TPDD Design Notes
The initial purpose is to document an effort to reverse engineer the TPDD and TPDD-2, in order to get a better understanding of the protocols that they support.
Major silicon components
According to the schematics of the TPDD and TPDD-2, the major components of interest are:
- HD6301: CPU (a 6800 derivative with 128 bytes of onboard RAM, 4K of onboard ROM and a UART).

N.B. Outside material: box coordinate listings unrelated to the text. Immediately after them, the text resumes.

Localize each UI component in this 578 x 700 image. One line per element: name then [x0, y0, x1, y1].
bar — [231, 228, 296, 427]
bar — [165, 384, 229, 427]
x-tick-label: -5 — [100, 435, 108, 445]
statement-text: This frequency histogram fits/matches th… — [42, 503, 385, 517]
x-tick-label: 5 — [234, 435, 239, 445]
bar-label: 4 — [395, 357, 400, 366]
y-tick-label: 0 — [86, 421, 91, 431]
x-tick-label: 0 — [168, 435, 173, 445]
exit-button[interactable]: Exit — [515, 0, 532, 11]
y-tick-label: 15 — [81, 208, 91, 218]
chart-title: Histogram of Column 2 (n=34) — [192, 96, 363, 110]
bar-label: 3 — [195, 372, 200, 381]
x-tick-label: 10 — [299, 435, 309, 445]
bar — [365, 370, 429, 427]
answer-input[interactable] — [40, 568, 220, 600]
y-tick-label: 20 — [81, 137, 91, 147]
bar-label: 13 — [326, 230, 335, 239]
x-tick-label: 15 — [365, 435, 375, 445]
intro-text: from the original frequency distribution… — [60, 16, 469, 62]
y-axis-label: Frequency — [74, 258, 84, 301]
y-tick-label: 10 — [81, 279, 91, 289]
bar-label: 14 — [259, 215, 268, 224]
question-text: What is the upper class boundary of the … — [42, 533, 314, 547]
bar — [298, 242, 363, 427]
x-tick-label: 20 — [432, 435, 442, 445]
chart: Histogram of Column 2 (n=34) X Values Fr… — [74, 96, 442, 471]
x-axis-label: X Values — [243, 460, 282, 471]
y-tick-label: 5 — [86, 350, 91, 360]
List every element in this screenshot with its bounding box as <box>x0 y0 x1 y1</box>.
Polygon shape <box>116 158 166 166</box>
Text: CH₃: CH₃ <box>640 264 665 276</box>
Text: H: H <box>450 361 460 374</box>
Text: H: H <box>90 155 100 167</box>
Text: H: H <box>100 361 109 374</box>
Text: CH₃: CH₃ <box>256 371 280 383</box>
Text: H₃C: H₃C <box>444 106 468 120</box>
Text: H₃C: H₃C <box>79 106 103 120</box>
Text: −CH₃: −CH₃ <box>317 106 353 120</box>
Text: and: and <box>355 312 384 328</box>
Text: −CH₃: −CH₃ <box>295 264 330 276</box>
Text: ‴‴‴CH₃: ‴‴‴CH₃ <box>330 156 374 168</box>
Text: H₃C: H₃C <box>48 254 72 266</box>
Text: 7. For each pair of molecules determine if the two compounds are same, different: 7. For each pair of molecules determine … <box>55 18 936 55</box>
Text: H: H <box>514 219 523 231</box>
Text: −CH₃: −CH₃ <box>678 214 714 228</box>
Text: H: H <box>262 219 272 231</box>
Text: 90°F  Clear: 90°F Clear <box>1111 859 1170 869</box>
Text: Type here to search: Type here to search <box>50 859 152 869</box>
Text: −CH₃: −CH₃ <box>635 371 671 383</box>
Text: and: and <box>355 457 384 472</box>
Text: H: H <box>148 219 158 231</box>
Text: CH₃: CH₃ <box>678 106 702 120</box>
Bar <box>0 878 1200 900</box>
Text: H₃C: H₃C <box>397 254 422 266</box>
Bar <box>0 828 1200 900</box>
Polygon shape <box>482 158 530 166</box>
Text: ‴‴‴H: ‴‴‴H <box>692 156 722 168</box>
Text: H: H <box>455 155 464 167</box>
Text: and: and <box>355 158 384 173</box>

Datasheet: Media:Hd6301.pdf
- uPD449G (TPDD) / HM6117 (TPPD-2): RAM
- uPD65002: CMOS Gate Array
The idea for dumping the ROM of the TPDD came from the IPL boot code of the TPDD (need to check that this is the same for TPDD-2):
10 OPEN "COM:88N1DNN" FOR OUTPUT AS #1 20 PRINT #1, "S10985157C00AD7EF08B3AS901FE" 30 LOAD "COM:88N1ENN", R
It was noted that line 20 is S Record format, and breaks down as:
S1 09 8515 7C 00 AD 7E F0 8B 3A S9 01 FE
which translates to "starting at address 8515, load the bytes 7C 00 AD 7E F0 8B", then terminate. Note that the termination record ("S9") is shorter than normal as it is missing the address component (possibly legal, but unusual).
The BASIC program then loads a program from the serial port (in this case, attached TPDD).
Given that we know the CPU type of the TPDD, disassembling those bytes gives:
8515 INC $00AD 8518 JMP F08B
These locations match up with what is known from the datasheet of the HD6301 (internal RAM maps from $0080 to $00FF, internal ROM maps from $F000 to $FFFF).
The question is, what else could we do with that line 20? Could we possibly coerce the TPDD into spilling its ROM contents over the serial port?
Current thoughts on plans of attack are:
- Seeing how much wiggle room there is in the boot code space (i.e. how much extra can we upload?)
- How the uploaded boot code interacts with the boot sequence
- at what point does the uploaded code get executed? Are we patching a known location that the ROM calls? (is location 8515 magical?)?
- (partly related to above) what triggers the execution? On receipt of the S9 record?
- what is the significance of address $00AD?